[DevoxxGR2025] Unmasking Benchmarking Fallacies
Georgios Andrianakis, a Quarkus engineer at Red Hat, presented a 46-minute talk at Devoxx Greece 2025, dissecting benchmarking fallacies, based on a talk by performance expert Francisco Negro.
The Benchmarketing Problem
Andrianakis introduced “benchmarketing,” where benchmarks are manipulated for marketing. Inspired by Negro’s frustration with a claim that Helidon outperformed Quarkus in a TechEmpower benchmark, he explored how data can be misrepresented. Benchmarks should be relevant, representative, equitable, repeatable, cost-effective, scalable, and transparent. A misleading article claimed Helidon’s superiority, but Negro’s investigation revealed unfair comparisons, sparking this talk to expose such fallacies.
Dissecting a Flawed Claim
Focusing on equity, Negro analyzed the TechEmpower benchmark, which tests web frameworks on tasks like JSON serialization and database queries. The claim hinged on a test where Helidon used a raw database driver (Vert.x for PostgreSQL), while Quarkus used a full object-relational mapper (ORM) like Hibernate, incurring performance penalties. Filtering for full ORM tests, Quarkus topped the charts, with Helidon absent. Comparing both without ORMs, Quarkus still outperformed. This exposed the claim’s inequity, as it wasn’t apples-to-apples, misleading readers.

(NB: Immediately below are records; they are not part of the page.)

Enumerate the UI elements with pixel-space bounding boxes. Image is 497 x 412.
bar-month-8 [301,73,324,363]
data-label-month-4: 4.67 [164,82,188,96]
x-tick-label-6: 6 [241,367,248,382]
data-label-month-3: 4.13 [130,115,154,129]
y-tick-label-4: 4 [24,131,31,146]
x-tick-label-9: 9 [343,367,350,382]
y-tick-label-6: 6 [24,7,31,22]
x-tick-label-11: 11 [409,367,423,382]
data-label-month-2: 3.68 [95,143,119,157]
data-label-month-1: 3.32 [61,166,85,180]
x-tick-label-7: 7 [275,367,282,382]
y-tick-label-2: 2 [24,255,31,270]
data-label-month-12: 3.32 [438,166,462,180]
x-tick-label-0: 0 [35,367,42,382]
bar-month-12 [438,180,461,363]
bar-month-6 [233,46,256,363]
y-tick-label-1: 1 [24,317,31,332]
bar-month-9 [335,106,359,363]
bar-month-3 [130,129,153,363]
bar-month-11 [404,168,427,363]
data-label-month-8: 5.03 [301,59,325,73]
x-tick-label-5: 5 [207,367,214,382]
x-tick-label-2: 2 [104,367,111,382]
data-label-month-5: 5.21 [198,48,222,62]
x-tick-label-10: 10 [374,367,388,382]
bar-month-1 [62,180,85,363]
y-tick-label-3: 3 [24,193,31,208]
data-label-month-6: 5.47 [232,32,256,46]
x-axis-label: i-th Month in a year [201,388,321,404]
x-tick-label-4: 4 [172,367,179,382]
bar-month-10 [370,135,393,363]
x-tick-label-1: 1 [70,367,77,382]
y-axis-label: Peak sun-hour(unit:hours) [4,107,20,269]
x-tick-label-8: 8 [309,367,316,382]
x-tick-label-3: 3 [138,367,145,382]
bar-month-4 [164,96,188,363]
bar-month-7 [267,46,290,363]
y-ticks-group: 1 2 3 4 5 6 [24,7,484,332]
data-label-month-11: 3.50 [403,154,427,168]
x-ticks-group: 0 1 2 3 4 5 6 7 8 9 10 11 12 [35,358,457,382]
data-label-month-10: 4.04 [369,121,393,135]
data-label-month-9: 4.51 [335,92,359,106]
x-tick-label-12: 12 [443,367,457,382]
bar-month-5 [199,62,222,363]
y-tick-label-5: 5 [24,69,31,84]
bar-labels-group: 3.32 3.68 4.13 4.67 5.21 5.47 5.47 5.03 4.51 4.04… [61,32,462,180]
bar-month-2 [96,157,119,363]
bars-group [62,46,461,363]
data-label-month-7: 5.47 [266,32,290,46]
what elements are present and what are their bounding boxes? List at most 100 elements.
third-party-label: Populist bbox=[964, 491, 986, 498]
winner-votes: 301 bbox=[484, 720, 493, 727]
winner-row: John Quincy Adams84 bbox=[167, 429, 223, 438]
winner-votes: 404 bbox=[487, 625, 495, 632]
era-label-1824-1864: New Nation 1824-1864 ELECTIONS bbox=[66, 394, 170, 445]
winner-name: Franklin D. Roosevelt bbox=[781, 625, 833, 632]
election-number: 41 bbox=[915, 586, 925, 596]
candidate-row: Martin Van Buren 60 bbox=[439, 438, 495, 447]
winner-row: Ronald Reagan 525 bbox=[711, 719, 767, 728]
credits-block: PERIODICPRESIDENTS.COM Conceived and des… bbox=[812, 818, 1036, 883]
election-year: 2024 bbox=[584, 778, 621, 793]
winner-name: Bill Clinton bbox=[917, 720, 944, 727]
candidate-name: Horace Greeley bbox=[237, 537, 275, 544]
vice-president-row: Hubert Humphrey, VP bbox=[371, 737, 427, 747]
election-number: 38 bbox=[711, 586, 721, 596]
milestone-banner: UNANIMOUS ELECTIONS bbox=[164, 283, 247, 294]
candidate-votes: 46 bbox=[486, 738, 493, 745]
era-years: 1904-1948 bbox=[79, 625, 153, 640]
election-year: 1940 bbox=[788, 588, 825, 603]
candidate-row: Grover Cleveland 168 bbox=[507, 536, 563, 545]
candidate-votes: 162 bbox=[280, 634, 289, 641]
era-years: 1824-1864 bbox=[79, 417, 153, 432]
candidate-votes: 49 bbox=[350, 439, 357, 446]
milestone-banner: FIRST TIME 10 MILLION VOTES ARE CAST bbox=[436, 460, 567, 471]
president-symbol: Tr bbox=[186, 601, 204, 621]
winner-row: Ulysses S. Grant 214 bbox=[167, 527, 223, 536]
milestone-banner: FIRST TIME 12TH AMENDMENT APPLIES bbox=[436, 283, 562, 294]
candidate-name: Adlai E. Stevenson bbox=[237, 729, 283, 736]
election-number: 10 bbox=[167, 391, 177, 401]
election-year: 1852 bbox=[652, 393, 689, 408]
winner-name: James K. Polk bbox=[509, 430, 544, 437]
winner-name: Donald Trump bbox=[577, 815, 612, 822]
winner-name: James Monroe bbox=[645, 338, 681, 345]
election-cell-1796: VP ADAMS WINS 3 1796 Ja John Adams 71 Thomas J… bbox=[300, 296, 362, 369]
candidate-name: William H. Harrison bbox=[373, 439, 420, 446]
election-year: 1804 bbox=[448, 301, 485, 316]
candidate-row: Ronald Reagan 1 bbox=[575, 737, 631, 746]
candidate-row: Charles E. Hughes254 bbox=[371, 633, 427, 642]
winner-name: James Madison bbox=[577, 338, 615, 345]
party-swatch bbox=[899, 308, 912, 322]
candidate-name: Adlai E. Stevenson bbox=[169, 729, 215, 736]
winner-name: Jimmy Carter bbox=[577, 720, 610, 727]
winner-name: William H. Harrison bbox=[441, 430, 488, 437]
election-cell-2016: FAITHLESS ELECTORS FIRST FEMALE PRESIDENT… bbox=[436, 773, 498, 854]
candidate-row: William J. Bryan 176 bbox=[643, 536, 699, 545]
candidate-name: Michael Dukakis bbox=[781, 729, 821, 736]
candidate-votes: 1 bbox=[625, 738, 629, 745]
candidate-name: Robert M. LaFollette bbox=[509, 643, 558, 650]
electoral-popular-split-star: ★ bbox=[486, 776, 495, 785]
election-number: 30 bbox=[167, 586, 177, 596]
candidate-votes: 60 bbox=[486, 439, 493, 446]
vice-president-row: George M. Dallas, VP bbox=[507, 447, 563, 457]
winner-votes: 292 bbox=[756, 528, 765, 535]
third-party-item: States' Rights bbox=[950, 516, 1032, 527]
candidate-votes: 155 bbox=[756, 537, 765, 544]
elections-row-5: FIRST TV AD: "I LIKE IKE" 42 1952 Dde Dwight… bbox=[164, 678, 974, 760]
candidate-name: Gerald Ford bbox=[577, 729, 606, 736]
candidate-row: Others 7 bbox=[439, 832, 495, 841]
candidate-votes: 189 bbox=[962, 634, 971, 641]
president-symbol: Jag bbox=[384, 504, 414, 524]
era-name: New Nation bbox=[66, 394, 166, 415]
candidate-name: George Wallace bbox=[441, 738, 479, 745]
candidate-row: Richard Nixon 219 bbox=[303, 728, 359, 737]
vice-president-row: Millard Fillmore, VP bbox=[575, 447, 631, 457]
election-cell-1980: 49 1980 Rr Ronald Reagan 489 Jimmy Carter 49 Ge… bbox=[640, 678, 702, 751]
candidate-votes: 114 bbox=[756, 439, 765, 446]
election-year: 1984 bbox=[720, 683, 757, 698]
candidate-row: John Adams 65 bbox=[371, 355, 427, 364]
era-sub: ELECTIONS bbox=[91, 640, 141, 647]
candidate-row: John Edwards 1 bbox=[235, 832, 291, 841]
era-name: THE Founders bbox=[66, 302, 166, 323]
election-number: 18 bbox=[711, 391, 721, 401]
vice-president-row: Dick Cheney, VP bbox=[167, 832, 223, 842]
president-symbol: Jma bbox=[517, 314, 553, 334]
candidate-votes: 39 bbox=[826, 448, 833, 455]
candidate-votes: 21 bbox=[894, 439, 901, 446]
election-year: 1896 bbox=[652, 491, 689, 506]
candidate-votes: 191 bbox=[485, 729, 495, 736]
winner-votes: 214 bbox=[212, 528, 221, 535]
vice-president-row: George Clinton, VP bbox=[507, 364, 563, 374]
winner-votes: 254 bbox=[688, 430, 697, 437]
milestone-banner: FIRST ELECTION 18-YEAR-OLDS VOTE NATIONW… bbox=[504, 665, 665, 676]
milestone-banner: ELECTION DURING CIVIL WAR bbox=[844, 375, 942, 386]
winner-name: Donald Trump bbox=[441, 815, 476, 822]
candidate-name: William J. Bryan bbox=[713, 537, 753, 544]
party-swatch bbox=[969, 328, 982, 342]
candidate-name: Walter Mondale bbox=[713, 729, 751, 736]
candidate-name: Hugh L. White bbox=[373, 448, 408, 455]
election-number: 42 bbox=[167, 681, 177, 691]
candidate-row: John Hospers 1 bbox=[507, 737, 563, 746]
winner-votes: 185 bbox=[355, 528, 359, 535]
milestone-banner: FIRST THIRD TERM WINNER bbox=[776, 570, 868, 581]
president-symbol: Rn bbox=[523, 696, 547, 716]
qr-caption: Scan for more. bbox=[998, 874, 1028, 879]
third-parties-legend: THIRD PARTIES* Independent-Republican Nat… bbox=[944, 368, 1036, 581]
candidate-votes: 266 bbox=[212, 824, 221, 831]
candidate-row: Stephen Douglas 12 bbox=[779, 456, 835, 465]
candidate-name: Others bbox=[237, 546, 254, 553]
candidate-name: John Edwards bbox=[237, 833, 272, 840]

Critical Thinking in Benchmarks
Andrianakis emphasized skepticism, citing Hitchens’ Razor: claims without evidence can be dismissed. Using Brendan Gregg’s USE method, Negro identified CPU saturation, not database I/O, as the bottleneck, debunking assumptions. He urged active benchmarking—monitoring errors and resources—and measuring one level deeper to understand performance. Awareness of biases, like confirmation bias, and avoiding assumptions of malice over incompetence, ensures fair evaluation of benchmark claims.